“In the beginning was the word . . .”

But what if you were unable to read it? As an artist who is dyslexic, I explore the worlds of illegibility and inaccessibility. I see my work as a visual branch of semiotics – the theory and study of signs and symbols. I’m interested in the relationship between words and images. I’m drawn to investigate the multiple connections linking images with the objects we experience and with the words we use to understand that experience.

According to the deconstructionist framework championed by Jacques Derrida, nothing can be rationalized without the words to describe it. With that in mind, we can see why Robert Rauschenberg’s “Monogram” was not understood until he created the term “combine” to describe it. Alexander Calder’s use of the word “mobile” facilitates the viewer’s understanding of the artist’s intention. Similarly I use the term “literary abstraction” to describe my conceptual process.
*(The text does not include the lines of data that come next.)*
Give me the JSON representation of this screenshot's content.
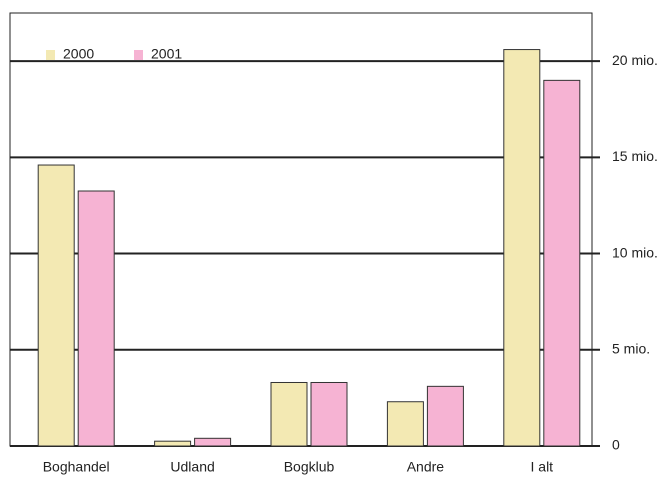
{
  "chart_data": {
    "type": "bar",
    "categories": [
      "Boghandel",
      "Udland",
      "Bogklub",
      "Andre",
      "I alt"
    ],
    "series": [
      {
        "name": "2000",
        "color": "#f3e9b3",
        "values": [
          14.6,
          0.25,
          3.3,
          2.3,
          20.6
        ]
      },
      {
        "name": "2001",
        "color": "#f6b3d3",
        "values": [
          13.25,
          0.4,
          3.3,
          3.1,
          19.0
        ]
      }
    ],
    "ylim": [
      0,
      22.5
    ],
    "yticks": [
      0,
      {
        "value": 5,
        "label": "5 mio."
      },
      {
        "value": 10,
        "label": "10 mio."
      },
      {
        "value": 15,
        "label": "15 mio."
      },
      {
        "value": 20,
        "label": "20 mio."
      }
    ],
    "grid": true,
    "legend": "upper left"
  }
}
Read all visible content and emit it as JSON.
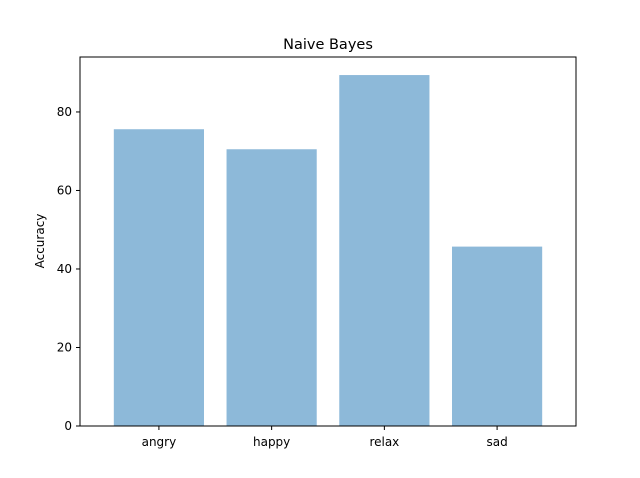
{
  "chart_data": {
    "type": "bar",
    "title": "Naive Bayes",
    "xlabel": "",
    "ylabel": "Accuracy",
    "categories": [
      "angry",
      "happy",
      "relax",
      "sad"
    ],
    "values": [
      75.6,
      70.5,
      89.4,
      45.7
    ],
    "ylim": [
      0,
      94
    ],
    "yticks": [
      0,
      20,
      40,
      60,
      80
    ],
    "grid": false,
    "bar_color": "#8db9d9"
  }
}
I approach literature from the perspective of a person who cannot read or who does not have access to written material. In my art the book becomes an iconic figure, representing not only itself but also the history of the written word. At times the body of text becomes, symbolically, a living body.

My work embraces contradictions both formally and conceptually. I combine materials hard and soft. Conceptually, I explore the tension between art – understood as an emotional or visceral reaction – and the intellectual comprehension of a literary concept. By combining the logic embedded in language with the irrationality of thinking without words, my work engages questions about how we understand the world.